Zapruder entregou duas cópias às autoridades e ficou com o original e uma outra cópia. Três dias depois, tinha vendido o original e todos os direitos sobre o filme à revista “Life” por 150 mil dólares, tendo depois dado 25 mil dólares à viúva do polícia morto por Oswald na fuga.
A decisão de Zapruder desencadeou uma profusão de batalhas legais, cópias piratas, decisões judiciais, actas do Congresso, dúvidas de autenticidade e acusações de aproveitamento e infracções de direitos de autor que se prolongaram durante décadas. Investigadores, jornalistas e legiões de teóricos da conspiração fizeram dele o pedaço de filme provavelmente mais dissecado da História, fazendo surgir das suas sombras coloridas personagens como o Homem do Guarda-Chuva, o Homem do Cão Preto e outras figuras da intriga.
Para muitos estudiosos de assassinato, o maior impacto de Zapruder foi lançar a dúvida sobre a conclusão central da investigação do governo: a teoria do atirador solitário.
O aterrador clímax da sequência mostra uma pluma de sangue a irromper pela frente da cabeça de Kennedy.
Oswald disparou por trás.
Isso gerou discussões sobre espasmos neurológicos e sobre o “efeito jacto” que nunca desapareceram.
Para muitos, e porque a contradição nunca foi mencionada no relatório da Comissão Warren, a versão oficial está irremediavelmente em xeque.
“O clímax do filme não é o cenário que eles apresentaram”, acusa Thompson.
“Se não fosse o filme, as contradições lógicas da Comissão Warren não teriam sido expostas.”
Thompson, ex-professor de filosofia formado em Yale que trabalhou na principal investigação da “Life” sobre o assassinato, crê que ainda hoje o filme nos vai revelando fragmentos da verdade.
As versões digitalmente melhoradas abundam pela Internet e, quando combinado com dados acústicos, o filme de Zapruder ainda nos pode dar uma resposta definitiva, diz.
“O que estamos a perceber agora, 50 anos depois, é como o filme de Zapruder é tão bom a mostrar-nos o que aconteceu.
”Zapruder morreu em 1970, vítima de cancro.
As discussões sobre quem matou JFK e sobre quem controlava o filme do assassinato sobreviveram-lhe em muito.
Geraldo Rivera mostrou-o na televisão em 1975, incluindo o frame 313.
Oliver Stone levou-o ao grande ecrã em “JFK”, de 1991.
A revista “Life” vendeu os direitos do filme de volta à família Zapruder em 1975, pela quantia simbólica de um dólar, e em 1999 o governo federal ficou com o original como uma “prova de assassinato” oficial, pagando em compensação 16 milhões de dólares à família.
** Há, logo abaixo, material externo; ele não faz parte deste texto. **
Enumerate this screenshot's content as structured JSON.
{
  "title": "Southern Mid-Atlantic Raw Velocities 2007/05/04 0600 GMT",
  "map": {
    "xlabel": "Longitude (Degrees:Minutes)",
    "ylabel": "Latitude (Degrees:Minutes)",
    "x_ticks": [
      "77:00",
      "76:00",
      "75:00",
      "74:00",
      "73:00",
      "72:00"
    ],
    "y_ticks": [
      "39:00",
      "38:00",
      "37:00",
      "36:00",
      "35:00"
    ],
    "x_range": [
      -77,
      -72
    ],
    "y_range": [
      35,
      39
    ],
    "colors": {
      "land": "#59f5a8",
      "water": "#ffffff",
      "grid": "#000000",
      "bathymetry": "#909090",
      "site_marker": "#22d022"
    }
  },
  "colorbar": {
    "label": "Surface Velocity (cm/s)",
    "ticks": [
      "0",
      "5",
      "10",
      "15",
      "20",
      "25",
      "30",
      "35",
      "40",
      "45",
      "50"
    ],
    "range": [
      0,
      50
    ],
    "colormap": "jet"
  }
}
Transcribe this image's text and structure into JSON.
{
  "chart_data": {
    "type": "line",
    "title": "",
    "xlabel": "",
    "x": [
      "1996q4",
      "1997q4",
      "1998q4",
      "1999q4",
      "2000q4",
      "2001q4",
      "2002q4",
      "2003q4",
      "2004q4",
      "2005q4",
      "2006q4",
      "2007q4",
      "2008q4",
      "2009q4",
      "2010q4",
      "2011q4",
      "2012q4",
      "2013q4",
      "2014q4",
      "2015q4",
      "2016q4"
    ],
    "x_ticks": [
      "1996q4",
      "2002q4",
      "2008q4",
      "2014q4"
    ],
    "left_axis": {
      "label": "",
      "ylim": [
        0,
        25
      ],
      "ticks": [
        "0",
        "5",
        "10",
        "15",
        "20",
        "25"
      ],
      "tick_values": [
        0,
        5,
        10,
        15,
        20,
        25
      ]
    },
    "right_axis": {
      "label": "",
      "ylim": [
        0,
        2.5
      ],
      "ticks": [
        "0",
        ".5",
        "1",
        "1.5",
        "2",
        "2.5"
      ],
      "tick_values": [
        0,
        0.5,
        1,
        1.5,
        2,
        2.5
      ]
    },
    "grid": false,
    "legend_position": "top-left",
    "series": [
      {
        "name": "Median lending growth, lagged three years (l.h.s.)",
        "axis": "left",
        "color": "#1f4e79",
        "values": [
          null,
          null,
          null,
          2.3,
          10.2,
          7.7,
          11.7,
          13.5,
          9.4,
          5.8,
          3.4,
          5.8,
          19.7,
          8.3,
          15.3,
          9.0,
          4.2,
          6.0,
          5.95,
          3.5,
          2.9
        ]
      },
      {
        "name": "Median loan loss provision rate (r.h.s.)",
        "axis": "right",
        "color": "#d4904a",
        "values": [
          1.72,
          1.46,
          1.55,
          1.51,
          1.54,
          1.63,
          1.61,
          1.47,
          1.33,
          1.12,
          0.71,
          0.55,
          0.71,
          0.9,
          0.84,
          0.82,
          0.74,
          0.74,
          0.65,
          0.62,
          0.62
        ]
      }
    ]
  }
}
Em 2000, os Zapruder doaram os direitos de autor e o arquivo familiar ao Sixth Floor Museum, situado no antigo Texas School Book Depository, o edifício de onde Oswald disparou.
Em suma, o breve e eterno encontro de Zapruder com a História produziu um artefacto mergulhado tanto em provas como em dúvidas, preservando de forma perfeita o caos a 18 frames por segundo.
“Corporiza todas as contradições irresolúveis”, diz Alexandra Zapruder.
“Não só as forenses e as balísticas, mas também as culturais, a nossa incapacidade para compreendermos o incompreensível.
Ӄ um filme onde nunca vamos ver um fundo negro.